There is a long tradition of reading Wittgenstein as a Kantian philosopher. Like Kant, who wanted to determine the limits of our experience, Wittgenstein is concerned with the limits of our language. In his early philosophy, Wittgenstein claims logic to be such a limit, a necessary condition for the possibility of sense. And while the later Wittgenstein rejects a number of assumptions made in the early Tractatus about the nature of logic, his later work may still be read as elaborating a Kantian notion of grammar as the necessary condition for the possibility of meaningful discourse. According to Wittgenstein, “If language is to be a means of communication there must be agreement in definitions but also (queer as this may sound) in judgments”. The idea is, roughly, that in order for us to meaningfully debate and disagree on matters of opinion and fact, and indeed to communicate with one another, a great deal of agreement must already be in place. Wittgenstein’s account of the nature of this agreement is the key question of the research at hand.
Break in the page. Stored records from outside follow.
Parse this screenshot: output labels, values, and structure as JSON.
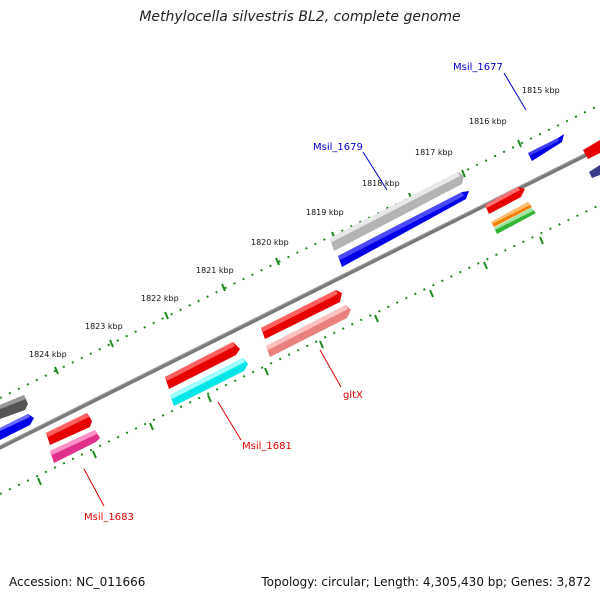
{
  "title": "Methylocella silvestris BL2, complete genome",
  "footer": {
    "accession": "Accession: NC_011666",
    "topology": "Topology: circular; Length: 4,305,430 bp; Genes: 3,872"
  },
  "colors": {
    "backbone": "#7a7a7a",
    "ticks": "#1e8a1e",
    "label_blue": "#0000cc",
    "label_red": "#dd0000"
  },
  "ticks": [
    "1815 kbp",
    "1816 kbp",
    "1817 kbp",
    "1818 kbp",
    "1819 kbp",
    "1820 kbp",
    "1821 kbp",
    "1822 kbp",
    "1823 kbp",
    "1824 kbp"
  ],
  "gene_labels": [
    {
      "name": "Msil_1677",
      "color": "#0000cc"
    },
    {
      "name": "Msil_1679",
      "color": "#0000cc"
    },
    {
      "name": "gltX",
      "color": "#dd0000"
    },
    {
      "name": "Msil_1681",
      "color": "#dd0000"
    },
    {
      "name": "Msil_1683",
      "color": "#dd0000"
    }
  ],
  "genes": [
    {
      "id": "g-blue-1677",
      "color": "#0000e6"
    },
    {
      "id": "g-gray-1679",
      "color": "#b4b4b4"
    },
    {
      "id": "g-blue-1679",
      "color": "#0000e6"
    },
    {
      "id": "g-red-a",
      "color": "#e60000"
    },
    {
      "id": "g-orange",
      "color": "#f08000"
    },
    {
      "id": "g-green",
      "color": "#33b533"
    },
    {
      "id": "g-red-b",
      "color": "#e60000"
    },
    {
      "id": "g-pink-gltx",
      "color": "#e88080"
    },
    {
      "id": "g-red-c",
      "color": "#e60000"
    },
    {
      "id": "g-cyan-1681",
      "color": "#00e5e5"
    },
    {
      "id": "g-red-d",
      "color": "#e60000"
    },
    {
      "id": "g-magenta-1683",
      "color": "#e0308a"
    },
    {
      "id": "g-darkgray-left",
      "color": "#555555"
    },
    {
      "id": "g-blue-left",
      "color": "#0000e6"
    },
    {
      "id": "g-red-edge",
      "color": "#e60000"
    },
    {
      "id": "g-navy-edge",
      "color": "#3a3a8a"
    }
  ]
}
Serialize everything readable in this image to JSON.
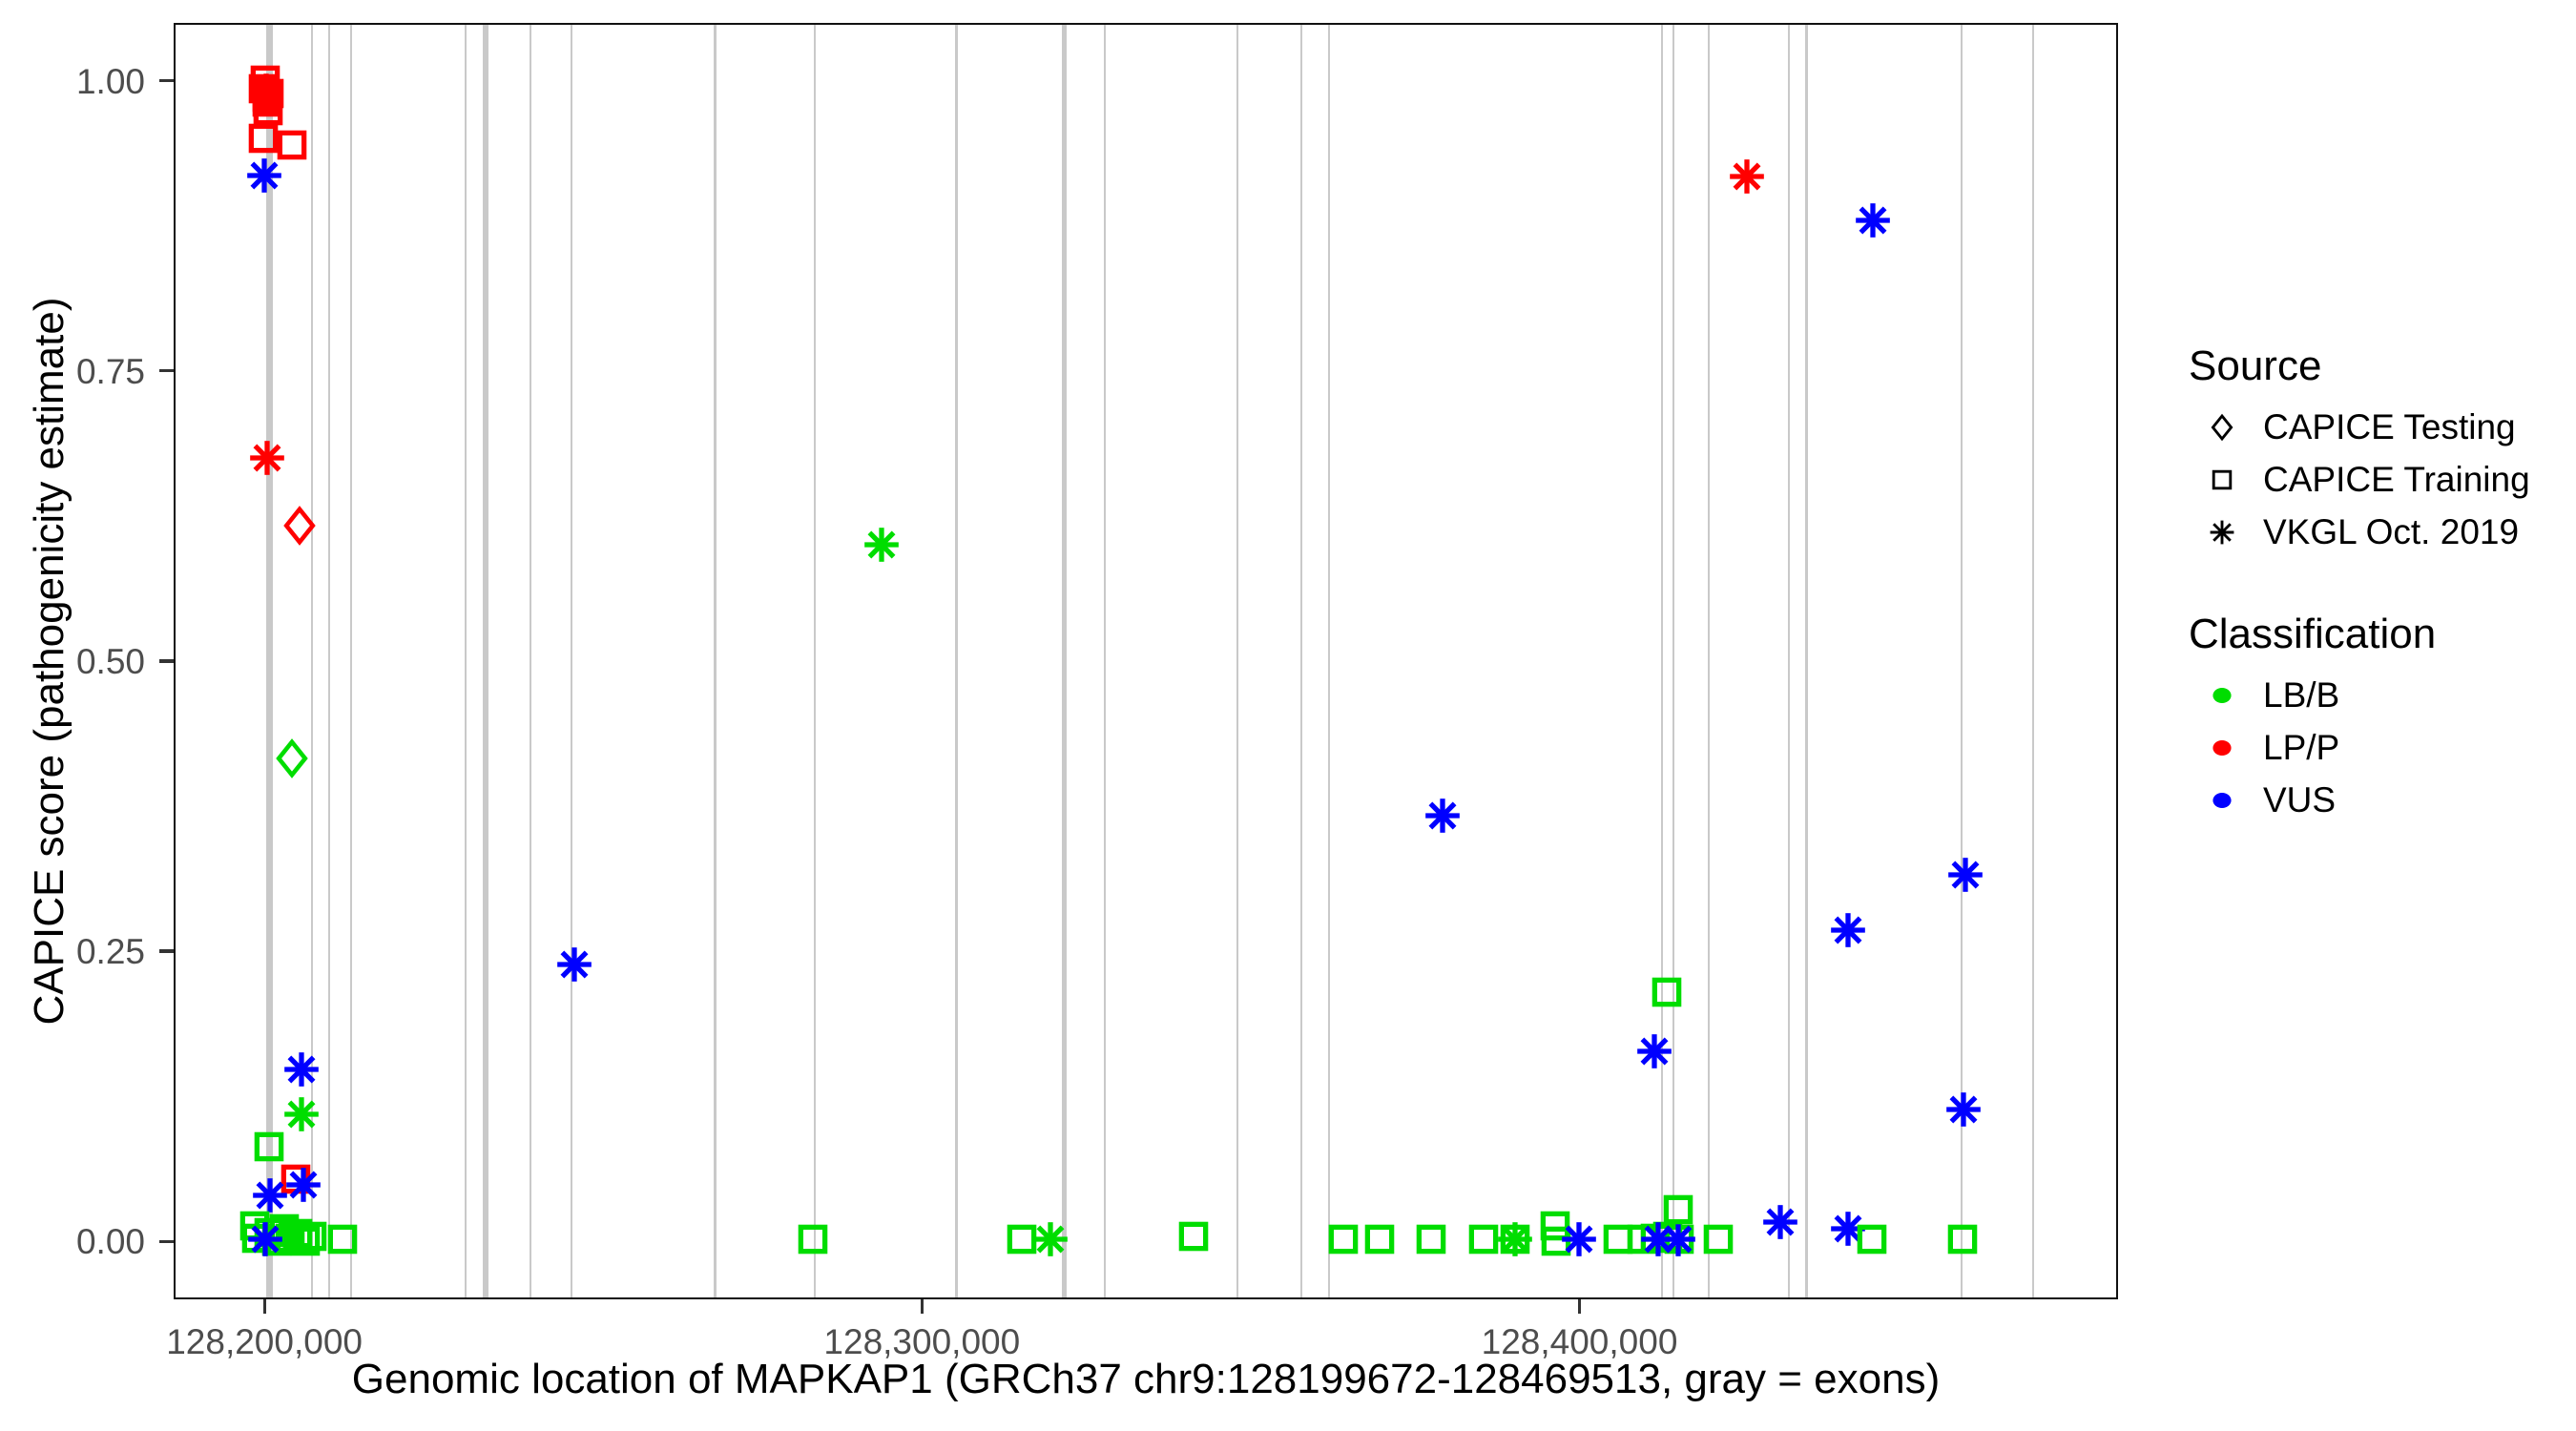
{
  "figure": {
    "x_axis_title": "Genomic location of MAPKAP1 (GRCh37 chr9:128199672-128469513, gray = exons)",
    "y_axis_title": "CAPICE score (pathogenicity estimate)"
  },
  "legend": {
    "source": {
      "title": "Source",
      "items": [
        {
          "label": "CAPICE Testing",
          "shape": "diamond"
        },
        {
          "label": "CAPICE Training",
          "shape": "square"
        },
        {
          "label": "VKGL Oct. 2019",
          "shape": "asterisk"
        }
      ]
    },
    "classification": {
      "title": "Classification",
      "items": [
        {
          "label": "LB/B",
          "color_key": "LB/B"
        },
        {
          "label": "LP/P",
          "color_key": "LP/P"
        },
        {
          "label": "VUS",
          "color_key": "VUS"
        }
      ]
    }
  },
  "chart_data": {
    "type": "scatter",
    "title": "",
    "xlabel": "Genomic location of MAPKAP1 (GRCh37 chr9:128199672-128469513, gray = exons)",
    "ylabel": "CAPICE score (pathogenicity estimate)",
    "grid": false,
    "legend_position": "right",
    "xlim": [
      128186200,
      128481900
    ],
    "ylim": [
      -0.05,
      1.05
    ],
    "x_ticks": [
      {
        "value": 128200000,
        "label": "128,200,000"
      },
      {
        "value": 128300000,
        "label": "128,300,000"
      },
      {
        "value": 128400000,
        "label": "128,400,000"
      }
    ],
    "y_ticks": [
      {
        "value": 1.0,
        "label": "1.00"
      },
      {
        "value": 0.75,
        "label": "0.75"
      },
      {
        "value": 0.5,
        "label": "0.50"
      },
      {
        "value": 0.25,
        "label": "0.25"
      },
      {
        "value": 0.0,
        "label": "0.00"
      }
    ],
    "colors": {
      "LB/B": "#00dd00",
      "LP/P": "#ff0000",
      "VUS": "#0000ff",
      "exon": "#c9c9c9",
      "legend_symbol": "#000000"
    },
    "exons_format": [
      "bp",
      "line_width_px"
    ],
    "exons": [
      [
        128200440,
        7
      ],
      [
        128206970,
        2
      ],
      [
        128209580,
        2
      ],
      [
        128212910,
        2
      ],
      [
        128230330,
        2
      ],
      [
        128233370,
        6
      ],
      [
        128240190,
        2
      ],
      [
        128246430,
        2
      ],
      [
        128268200,
        3
      ],
      [
        128283430,
        2
      ],
      [
        128304910,
        3
      ],
      [
        128321310,
        5
      ],
      [
        128327550,
        2
      ],
      [
        128347710,
        2
      ],
      [
        128357440,
        2
      ],
      [
        128361640,
        2
      ],
      [
        128412280,
        2
      ],
      [
        128414020,
        2
      ],
      [
        128419390,
        2
      ],
      [
        128431580,
        2
      ],
      [
        128434190,
        3
      ],
      [
        128457840,
        2
      ],
      [
        128468730,
        2
      ]
    ],
    "points_format": [
      "bp",
      "score",
      "marker",
      "classification",
      "source"
    ],
    "points": [
      [
        128200150,
        1.0,
        "square",
        "LP/P",
        "CAPICE Training"
      ],
      [
        128199860,
        0.993,
        "square",
        "LP/P",
        "CAPICE Training"
      ],
      [
        128200730,
        0.989,
        "square",
        "LP/P",
        "CAPICE Training"
      ],
      [
        128200440,
        0.985,
        "square",
        "LP/P",
        "CAPICE Training"
      ],
      [
        128200290,
        0.991,
        "asterisk",
        "LP/P",
        "VKGL Oct. 2019"
      ],
      [
        128200440,
        0.981,
        "square",
        "LP/P",
        "CAPICE Training"
      ],
      [
        128200580,
        0.974,
        "square",
        "LP/P",
        "CAPICE Training"
      ],
      [
        128199860,
        0.95,
        "square",
        "LP/P",
        "CAPICE Training"
      ],
      [
        128204350,
        0.944,
        "square",
        "LP/P",
        "CAPICE Training"
      ],
      [
        128200000,
        0.918,
        "asterisk",
        "VUS",
        "VKGL Oct. 2019"
      ],
      [
        128200440,
        0.675,
        "asterisk",
        "LP/P",
        "VKGL Oct. 2019"
      ],
      [
        128205510,
        0.616,
        "diamond",
        "LP/P",
        "CAPICE Testing"
      ],
      [
        128204350,
        0.416,
        "diamond",
        "LB/B",
        "CAPICE Testing"
      ],
      [
        128205800,
        0.148,
        "asterisk",
        "VUS",
        "VKGL Oct. 2019"
      ],
      [
        128205800,
        0.109,
        "asterisk",
        "LB/B",
        "VKGL Oct. 2019"
      ],
      [
        128200730,
        0.081,
        "square",
        "LB/B",
        "CAPICE Training"
      ],
      [
        128204790,
        0.053,
        "square",
        "LP/P",
        "CAPICE Training"
      ],
      [
        128206090,
        0.048,
        "asterisk",
        "VUS",
        "VKGL Oct. 2019"
      ],
      [
        128200870,
        0.039,
        "asterisk",
        "VUS",
        "VKGL Oct. 2019"
      ],
      [
        128198690,
        0.013,
        "square",
        "LB/B",
        "CAPICE Training"
      ],
      [
        128198980,
        0.002,
        "square",
        "LB/B",
        "CAPICE Training"
      ],
      [
        128200730,
        0.007,
        "square",
        "LB/B",
        "CAPICE Training"
      ],
      [
        128201890,
        0.0,
        "square",
        "LB/B",
        "CAPICE Training"
      ],
      [
        128203050,
        0.01,
        "square",
        "LB/B",
        "CAPICE Training"
      ],
      [
        128204060,
        0.002,
        "square",
        "LB/B",
        "CAPICE Training"
      ],
      [
        128205080,
        0.006,
        "square",
        "LB/B",
        "CAPICE Training"
      ],
      [
        128206240,
        0.0,
        "square",
        "LB/B",
        "CAPICE Training"
      ],
      [
        128207260,
        0.004,
        "square",
        "LB/B",
        "CAPICE Training"
      ],
      [
        128200150,
        0.001,
        "asterisk",
        "VUS",
        "VKGL Oct. 2019"
      ],
      [
        128212040,
        0.001,
        "square",
        "LB/B",
        "CAPICE Training"
      ],
      [
        128247160,
        0.238,
        "asterisk",
        "VUS",
        "VKGL Oct. 2019"
      ],
      [
        128293880,
        0.6,
        "asterisk",
        "LB/B",
        "VKGL Oct. 2019"
      ],
      [
        128283430,
        0.001,
        "square",
        "LB/B",
        "CAPICE Training"
      ],
      [
        128315210,
        0.001,
        "square",
        "LB/B",
        "CAPICE Training"
      ],
      [
        128319570,
        0.001,
        "asterisk",
        "LB/B",
        "VKGL Oct. 2019"
      ],
      [
        128341330,
        0.004,
        "square",
        "LB/B",
        "CAPICE Training"
      ],
      [
        128364110,
        0.001,
        "square",
        "LB/B",
        "CAPICE Training"
      ],
      [
        128369630,
        0.001,
        "square",
        "LB/B",
        "CAPICE Training"
      ],
      [
        128377460,
        0.001,
        "square",
        "LB/B",
        "CAPICE Training"
      ],
      [
        128379200,
        0.366,
        "asterisk",
        "VUS",
        "VKGL Oct. 2019"
      ],
      [
        128385440,
        0.001,
        "square",
        "LB/B",
        "CAPICE Training"
      ],
      [
        128390230,
        0.001,
        "square",
        "LB/B",
        "CAPICE Training"
      ],
      [
        128390230,
        0.001,
        "asterisk",
        "LB/B",
        "VKGL Oct. 2019"
      ],
      [
        128396320,
        0.013,
        "square",
        "LB/B",
        "CAPICE Training"
      ],
      [
        128396470,
        0.0,
        "square",
        "LB/B",
        "CAPICE Training"
      ],
      [
        128399950,
        0.001,
        "asterisk",
        "VUS",
        "VKGL Oct. 2019"
      ],
      [
        128405900,
        0.001,
        "square",
        "LB/B",
        "CAPICE Training"
      ],
      [
        128409530,
        0.001,
        "square",
        "LB/B",
        "CAPICE Training"
      ],
      [
        128411560,
        0.002,
        "square",
        "LB/B",
        "CAPICE Training"
      ],
      [
        128413440,
        0.004,
        "square",
        "LB/B",
        "CAPICE Training"
      ],
      [
        128415180,
        0.001,
        "square",
        "LB/B",
        "CAPICE Training"
      ],
      [
        128411990,
        0.001,
        "asterisk",
        "VUS",
        "VKGL Oct. 2019"
      ],
      [
        128415040,
        0.001,
        "asterisk",
        "VUS",
        "VKGL Oct. 2019"
      ],
      [
        128415040,
        0.027,
        "square",
        "LB/B",
        "CAPICE Training"
      ],
      [
        128413300,
        0.214,
        "square",
        "LB/B",
        "CAPICE Training"
      ],
      [
        128411410,
        0.163,
        "asterisk",
        "VUS",
        "VKGL Oct. 2019"
      ],
      [
        128421130,
        0.001,
        "square",
        "LB/B",
        "CAPICE Training"
      ],
      [
        128425490,
        0.917,
        "asterisk",
        "LP/P",
        "VKGL Oct. 2019"
      ],
      [
        128430570,
        0.016,
        "asterisk",
        "VUS",
        "VKGL Oct. 2019"
      ],
      [
        128440870,
        0.01,
        "asterisk",
        "VUS",
        "VKGL Oct. 2019"
      ],
      [
        128440870,
        0.268,
        "asterisk",
        "VUS",
        "VKGL Oct. 2019"
      ],
      [
        128444490,
        0.001,
        "square",
        "LB/B",
        "CAPICE Training"
      ],
      [
        128444640,
        0.879,
        "asterisk",
        "VUS",
        "VKGL Oct. 2019"
      ],
      [
        128458280,
        0.001,
        "square",
        "LB/B",
        "CAPICE Training"
      ],
      [
        128458710,
        0.315,
        "asterisk",
        "VUS",
        "VKGL Oct. 2019"
      ],
      [
        128458420,
        0.113,
        "asterisk",
        "VUS",
        "VKGL Oct. 2019"
      ]
    ]
  }
}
Specific issues to be explored are Wittgenstein’s treatment of the difficulty of understanding another culture, the (im)possibility of a dialogue between the religious person and the naturalist, and the role of non-conceptual (e.g. practical or aesthetic) norms that are constitutive of our language. This research contributes to the Centre of Excellence: Reason and Religious Recognition by explicating one version of the Kantian-cum-Wittgensteinian conceptual framework of dealing with issues of recognition and by exploring its application in the more concrete settings just mentioned.